In die zomer van '61 reden mijn kleine prentjes hun eerste Ronde van Frankrijk. Dat rijden moet begrepen worden als: ze werden met de hand over de vloer voortgeschoven - even, over een korte afstand, een soort duw in de rug - en dan losgelaten. Omdat het ene plaatje al wat beter gleed dan het andere - een licht in horizontale of verticale zin geplooide vorm kon het verschil maken - en natuurlijk ook omdat de hand die hen in beweging zette de ene keer, gewild of ongewild, al wat enthousiaster uithaalde dan de andere keer, profileerden zich ook bij dit koers-spelletje al snel koplopers, achtervolgers, pelotonrijders, achterblijvers…
Ik moet het toegeven: zowel bij de knikkers, die geschoten werden, als bij de prentjes, die geschoven werden, was het koersverloop - weliswaar niet geheel, maar toch in zekere mate - onderhevig aan de grilligheid van de hand die schoot of schoof. Net als het werkelijke leven werden onze imaginaire koersen dus niet louter bepaald door de intrinsieke kwaliteiten van de deelnemers, maar zeker ook door wat men de Hand van God, het noodlot of het toeval kan noemen. Of moet men stellen dat het hoe-dan-ook de onverbiddelijke wetten van de materie waren die over de bewegingen van de kleine prentjes tot op de millimeter beslisten, zoals zij ook ons bestaan tot in zijn laatste vezel determineren? Al lijken op het allerelementairste niveau van de hedendaagse natuurwetenschap - dat van de piepkleine deeltjes - willekeur, eigenzinnigheid, vrijheid… nu toch weer een soort come-back te maken.
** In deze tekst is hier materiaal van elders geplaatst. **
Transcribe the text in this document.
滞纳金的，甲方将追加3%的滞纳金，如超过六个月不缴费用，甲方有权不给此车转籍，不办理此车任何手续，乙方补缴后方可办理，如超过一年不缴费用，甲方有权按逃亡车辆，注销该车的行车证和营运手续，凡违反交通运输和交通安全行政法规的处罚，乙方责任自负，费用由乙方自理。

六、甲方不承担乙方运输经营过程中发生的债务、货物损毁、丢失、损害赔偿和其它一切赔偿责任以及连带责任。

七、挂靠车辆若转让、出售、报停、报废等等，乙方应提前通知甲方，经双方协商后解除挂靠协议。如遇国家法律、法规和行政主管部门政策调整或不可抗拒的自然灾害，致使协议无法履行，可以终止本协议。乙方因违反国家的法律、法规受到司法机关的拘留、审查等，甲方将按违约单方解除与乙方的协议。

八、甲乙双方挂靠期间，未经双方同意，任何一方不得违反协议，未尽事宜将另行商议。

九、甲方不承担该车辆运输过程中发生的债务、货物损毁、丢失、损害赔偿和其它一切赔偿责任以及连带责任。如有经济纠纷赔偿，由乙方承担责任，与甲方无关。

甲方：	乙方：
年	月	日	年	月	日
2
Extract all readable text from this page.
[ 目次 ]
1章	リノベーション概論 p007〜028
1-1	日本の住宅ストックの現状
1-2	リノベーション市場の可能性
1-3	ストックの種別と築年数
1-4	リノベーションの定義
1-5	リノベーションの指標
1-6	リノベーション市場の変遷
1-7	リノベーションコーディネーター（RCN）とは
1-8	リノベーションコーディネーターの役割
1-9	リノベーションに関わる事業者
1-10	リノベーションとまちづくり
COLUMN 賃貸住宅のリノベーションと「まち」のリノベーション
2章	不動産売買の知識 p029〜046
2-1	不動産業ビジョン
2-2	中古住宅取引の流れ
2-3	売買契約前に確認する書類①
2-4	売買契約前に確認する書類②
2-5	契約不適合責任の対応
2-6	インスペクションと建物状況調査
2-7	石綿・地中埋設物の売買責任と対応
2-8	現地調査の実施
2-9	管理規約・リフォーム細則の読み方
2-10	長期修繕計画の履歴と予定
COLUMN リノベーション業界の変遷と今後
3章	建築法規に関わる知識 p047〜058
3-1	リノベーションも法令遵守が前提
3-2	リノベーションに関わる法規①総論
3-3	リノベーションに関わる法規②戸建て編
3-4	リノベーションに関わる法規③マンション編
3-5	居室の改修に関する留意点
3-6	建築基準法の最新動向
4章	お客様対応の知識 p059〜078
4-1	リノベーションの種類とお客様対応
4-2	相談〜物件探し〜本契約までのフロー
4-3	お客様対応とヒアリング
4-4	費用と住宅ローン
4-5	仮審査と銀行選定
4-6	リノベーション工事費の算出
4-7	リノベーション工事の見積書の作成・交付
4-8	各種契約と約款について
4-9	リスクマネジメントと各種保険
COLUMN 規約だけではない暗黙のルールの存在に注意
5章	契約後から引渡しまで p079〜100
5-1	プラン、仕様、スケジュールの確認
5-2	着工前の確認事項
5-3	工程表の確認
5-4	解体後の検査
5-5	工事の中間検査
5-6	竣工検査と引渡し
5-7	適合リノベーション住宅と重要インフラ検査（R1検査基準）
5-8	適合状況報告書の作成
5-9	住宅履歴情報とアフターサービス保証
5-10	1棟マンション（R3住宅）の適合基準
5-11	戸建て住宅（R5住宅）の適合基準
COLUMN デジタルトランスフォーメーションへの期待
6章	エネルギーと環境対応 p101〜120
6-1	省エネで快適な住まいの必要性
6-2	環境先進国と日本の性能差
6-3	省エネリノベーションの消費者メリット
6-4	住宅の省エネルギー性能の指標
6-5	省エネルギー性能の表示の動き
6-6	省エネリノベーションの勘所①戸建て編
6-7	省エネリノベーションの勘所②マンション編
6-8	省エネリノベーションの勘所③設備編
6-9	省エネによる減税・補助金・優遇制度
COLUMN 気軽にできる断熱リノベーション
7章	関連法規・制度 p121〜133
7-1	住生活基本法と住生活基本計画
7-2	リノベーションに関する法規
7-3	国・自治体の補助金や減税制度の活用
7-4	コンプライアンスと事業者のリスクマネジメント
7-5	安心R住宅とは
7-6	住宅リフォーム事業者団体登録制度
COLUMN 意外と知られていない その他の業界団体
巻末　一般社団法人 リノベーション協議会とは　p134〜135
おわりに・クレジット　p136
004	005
De kleine prentjes waren fraaie, verzorgde plaatjes, kleine kunstwerkjes eigenlijk - zoals u aan de hand van de boven deze tekst getoonde specimina zelf kunt vaststellen: een tot vrolijkheid stemmende gele omlijsting, een veelal leuke kleurenfoto, de naam van de renner, en het fraai gedrapeerde vlaggetje dat zijn land van herkomst aanduidde. Op de keerzijde stond een mini-biografietje van de geportretteerde, en dat in niet minder dan vier talen: het Duits, het Frans, het Italiaans en het Nederlands. Wie ze vervaardigd had, had dat duidelijk met liefde gedaan.
De kleine prentjes werden ons ter beschikking gesteld door kauwgomfabrikanten, die ze bij wijze van verborgen verleider aan hun product toevoegden. En allicht hadden we zonder die wielrennersfotootjes hun chewing gum inderdaad ook nooit gekocht, want, eerlijk gezegd: die stelde niet veel voor.
Nu, het toevoegen van allerlei plaatjes aan snoepgoed, om het zodoende beter aan de jeugdige man en vrouw te brengen, is een commerciële strategie met een lange, uitgebreide en veelsoortige traditie. Denken we maar aan de soms heel didactische chromo's die vroeger in de wikkels van chocoladerepen werden gestopt.
Mij beperkend tot plaatjes van wielrenners: die moeten minstens al van in de jaren dertig hebben bestaan. Mijn vader (°1921) vertelde mij (in 1987) hoe hij in zijn jeugd de wielrennersportretten verzamelde die bij de chocolade van het merk Idéal werden geleverd: elk plaatje droeg een nummer, er waren er "wel over de honderd", en… wie er in slaagde ze allemaal bijeen te garen en de volledige serie inleverde, die kreeg zowaar een fiets cadeau!  (Het volledige verhaal van mijn vaders beslommeringen met die Idéal-plaatjes biedt stof voor eens een afzonderlijke blogtekst).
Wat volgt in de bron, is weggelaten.